Costs, insurance groups, MPG and CO2
While figures for the petrol and diesel EVO engines are yet to be confirmed, they should provide the best fuel economy and CO2 emission figures of the Passat range, thanks to their cylinder deactivation technology.
Meanwhile, the entry-level 1.6-litre diesel has official CO2 emissions of 116g/km, while the equivalent Skoda Superb Estate emits 113g/km. The more powerful and more recommendable engines also provide competitive emissions to keep company car tax bills low, and fleet providers will find leasing costs very competitive. Fuel economy is equally as competitive; the 2.0-litre 187bhp petrol returns 35.8mpg against the Superb Estate’s 38.2mpg figures.
The Passat Estate is an appealing financial prospect for private buyers, too. Granted, list prices are expensive next to those of a Skoda Superb Estate or Ford Mondeo Estate, but resale values are expected to be higher and running costs should be extremely on the ball. Volkswagen also regularly offers low-interest finance and deposit contributions, so finance costs tend to be competitive. Fixed-cost servicing plans are available for two to four years and are worth adding given the reasonable cost and option to pay monthly.
Equipment, options and extras
Even entry-level SE trim provides plenty of gadgets, including the infotainment system mentioned earlier, a leather-trimmed steering wheel, front centre armrest, keyless start plus height and lumbar adjustment on both front seats. Moving up to SEL adds LED headlights and tinted rear glass, as well as adaptive cruise control and infotainment upgrades.
The R-Line adds a panoramic roof and steering-wheel mounted gear shifters, plus bigger wheels and sporty styling upgrades. It’s a significant step up in price, though, and we wouldn’t bother unless these features are particularly important to you.
The off-road Alltrack model is a well-equipped stand-alone trim for the semi-rugged four-wheel-drive models and includes sat-nav, 18in alloy wheels, some fairly obvious, chunky exterior styling cues – you can find out more about the Alltrack here.
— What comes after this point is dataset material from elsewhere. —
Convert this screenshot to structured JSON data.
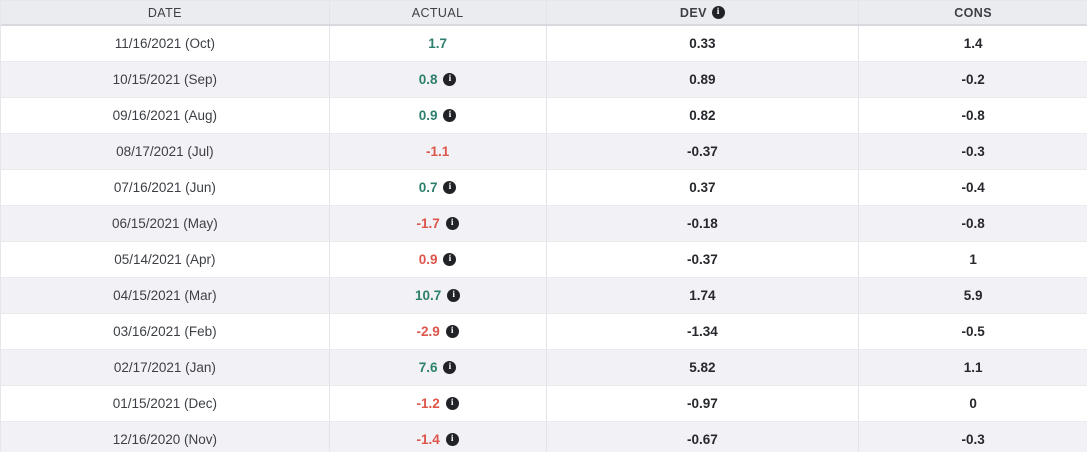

The Passat Estate didn’t individually feature in the 2018 What Car? Reliability Survey, but its saloon sister finished in the middle of the executive car league table. That places it below the Audi A3 Saloon and Skoda Superb, but above the Mercedes C-Class, Jaguar XE and Ford Mondeo. Volkswagen as a brand was ranked 17th in our table of 31 manufacturers, which isn’t particularly impressive, either.
A three-year/60,000-mile warranty is standard, and extended warranties are available at a reasonable price.
Safety and security
The Passat Estate received top marks in its Euro NCAP crash test, thanks in part to its nine airbags, including one for the driver’s knees and in each rear door. It also has a system to warn you if you might be getting tired while driving, hill hold assist, a pre-crash system that primes the brakes, tightens the seatbelts and closes the windows if it senses a collision is imminent, and an advanced stability control that aims to help prevent secondary collisions after an initial crash.
Automatic emergency braking is standard across the range, together with a distance monitor that shows if you’re too close to the car in front.
There’s also a broad range of optional safety systems, including lane-keep assist, blindspot warning, traffic sign recognition, automatic high-beam assist and even a system that helps reverse-park a trailer, although that comes as part of an expensive option pack.